In lesson 7, we’re introduced to the non-naive version of the find_better_split() function.
def std_agg(cnt, s1, s2): return math.sqrt((s2/cnt) - (s1/cnt)**2)
def find_better_split_foo(self, var_idx):
x,y = self.x.values[self.idxs,var_idx], self.y[self.idxs]
sort_idx = np.argsort(x)
sort_y,sort_x = y[sort_idx], x[sort_idx]
rhs_cnt,rhs_sum,rhs_sum2 = self.n, sort_y.sum(), (sort_y**2).sum()

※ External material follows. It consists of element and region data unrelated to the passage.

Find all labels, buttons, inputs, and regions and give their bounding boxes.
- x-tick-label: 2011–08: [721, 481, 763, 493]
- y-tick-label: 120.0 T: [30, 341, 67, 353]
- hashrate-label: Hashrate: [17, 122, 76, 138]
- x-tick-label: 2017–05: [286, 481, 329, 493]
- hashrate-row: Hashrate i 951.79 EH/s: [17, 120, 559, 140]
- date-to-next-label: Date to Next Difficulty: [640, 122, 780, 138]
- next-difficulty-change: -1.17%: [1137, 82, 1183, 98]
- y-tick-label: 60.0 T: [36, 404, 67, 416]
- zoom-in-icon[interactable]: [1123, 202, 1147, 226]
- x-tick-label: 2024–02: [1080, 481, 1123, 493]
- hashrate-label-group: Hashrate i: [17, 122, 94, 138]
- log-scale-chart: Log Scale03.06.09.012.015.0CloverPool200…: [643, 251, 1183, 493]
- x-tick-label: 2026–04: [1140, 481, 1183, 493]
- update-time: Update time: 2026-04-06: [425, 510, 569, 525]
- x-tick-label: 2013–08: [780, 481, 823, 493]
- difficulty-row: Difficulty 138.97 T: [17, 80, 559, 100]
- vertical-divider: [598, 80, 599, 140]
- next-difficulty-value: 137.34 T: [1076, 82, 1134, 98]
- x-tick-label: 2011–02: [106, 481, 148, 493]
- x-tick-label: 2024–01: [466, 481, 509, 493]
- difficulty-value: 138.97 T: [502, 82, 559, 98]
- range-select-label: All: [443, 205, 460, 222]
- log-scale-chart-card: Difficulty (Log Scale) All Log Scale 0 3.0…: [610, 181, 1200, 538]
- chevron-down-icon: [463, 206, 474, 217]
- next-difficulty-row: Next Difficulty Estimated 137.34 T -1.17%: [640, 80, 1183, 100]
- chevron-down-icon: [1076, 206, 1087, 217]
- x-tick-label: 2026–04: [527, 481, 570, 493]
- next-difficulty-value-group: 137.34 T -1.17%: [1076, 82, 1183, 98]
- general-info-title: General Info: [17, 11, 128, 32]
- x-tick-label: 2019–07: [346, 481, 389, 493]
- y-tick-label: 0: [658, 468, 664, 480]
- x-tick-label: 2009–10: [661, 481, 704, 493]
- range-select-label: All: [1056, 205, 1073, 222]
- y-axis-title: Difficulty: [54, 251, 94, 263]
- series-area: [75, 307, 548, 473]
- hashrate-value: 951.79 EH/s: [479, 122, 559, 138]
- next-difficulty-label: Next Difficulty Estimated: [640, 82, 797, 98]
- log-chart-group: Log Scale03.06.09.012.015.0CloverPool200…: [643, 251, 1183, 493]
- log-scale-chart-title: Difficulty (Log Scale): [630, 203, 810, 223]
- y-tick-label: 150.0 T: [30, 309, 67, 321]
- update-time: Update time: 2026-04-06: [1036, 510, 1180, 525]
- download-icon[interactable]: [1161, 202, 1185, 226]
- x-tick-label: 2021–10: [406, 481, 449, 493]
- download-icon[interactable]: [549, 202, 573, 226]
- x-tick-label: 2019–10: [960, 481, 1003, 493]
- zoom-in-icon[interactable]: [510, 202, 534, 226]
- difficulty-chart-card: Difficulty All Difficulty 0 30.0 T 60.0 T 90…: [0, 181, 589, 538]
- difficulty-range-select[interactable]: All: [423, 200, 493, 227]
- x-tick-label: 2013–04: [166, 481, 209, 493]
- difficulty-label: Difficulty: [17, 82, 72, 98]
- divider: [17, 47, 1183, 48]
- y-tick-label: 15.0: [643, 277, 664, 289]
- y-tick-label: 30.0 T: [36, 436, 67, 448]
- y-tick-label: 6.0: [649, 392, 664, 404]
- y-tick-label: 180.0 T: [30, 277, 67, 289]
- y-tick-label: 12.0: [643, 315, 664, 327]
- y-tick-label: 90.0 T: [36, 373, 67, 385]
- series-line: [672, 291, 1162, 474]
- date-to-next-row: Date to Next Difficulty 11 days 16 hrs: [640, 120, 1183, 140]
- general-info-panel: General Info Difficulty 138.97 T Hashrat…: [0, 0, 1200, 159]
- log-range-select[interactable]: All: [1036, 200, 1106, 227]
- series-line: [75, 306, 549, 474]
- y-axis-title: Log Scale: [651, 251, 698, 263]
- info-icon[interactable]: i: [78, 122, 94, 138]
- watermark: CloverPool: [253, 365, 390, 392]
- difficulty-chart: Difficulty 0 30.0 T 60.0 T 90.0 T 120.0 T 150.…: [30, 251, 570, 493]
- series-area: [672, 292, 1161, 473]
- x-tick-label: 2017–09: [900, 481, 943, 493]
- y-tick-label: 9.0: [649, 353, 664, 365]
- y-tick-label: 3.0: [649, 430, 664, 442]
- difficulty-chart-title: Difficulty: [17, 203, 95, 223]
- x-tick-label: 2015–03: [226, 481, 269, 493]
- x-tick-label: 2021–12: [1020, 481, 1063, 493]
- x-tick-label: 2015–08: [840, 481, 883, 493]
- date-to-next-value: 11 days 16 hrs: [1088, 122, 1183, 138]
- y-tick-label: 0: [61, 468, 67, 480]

lhs_cnt,lhs_sum,lhs_sum2 = 0,0.,0.
for i in range(0,self.n-self.min_leaf-1):
xi,yi = sort_x[i],sort_y[i]
lhs_cnt += 1; rhs_cnt -= 1
lhs_sum += yi; rhs_sum -= yi
lhs_sum2 += yi**2; rhs_sum2 -= yi**2
if i<self.min_leaf or xi==sort_x[i+1]:
continue
lhs_std = std_agg(lhs_cnt, lhs_sum, lhs_sum2)
rhs_std = std_agg(rhs_cnt, rhs_sum, rhs_sum2)
curr_score = lhs_std*lhs_cnt + rhs_std*rhs_cnt
if curr_score<self.score:
self.var_idx,self.score,self.split = var_idx,curr_score,xi
As I understand it, if we had self.n == 100
, when min_leaf = 1
, in the for loop we will iterate through all the elements of the selected rows. However if min_leaf = 2
, then we will iterate through the first 99 items, but we will also skip the first element (due to the if statement: if<self.min_leaf or xi==sort_x[i+1]: continue
). To take it further, if we had min_leaf = 10
, then we would iterate through the first 90 elements, but also skip the first 10 items.
I could totally have misread this, and if so please correct me. But right now it seems that the min_leaf
parameter is forcing us to perform the split in the middle of the rows, but leaving the possibility open that the “true” best split element might be skipped out on. Is this the correct way to read this code? Thank you.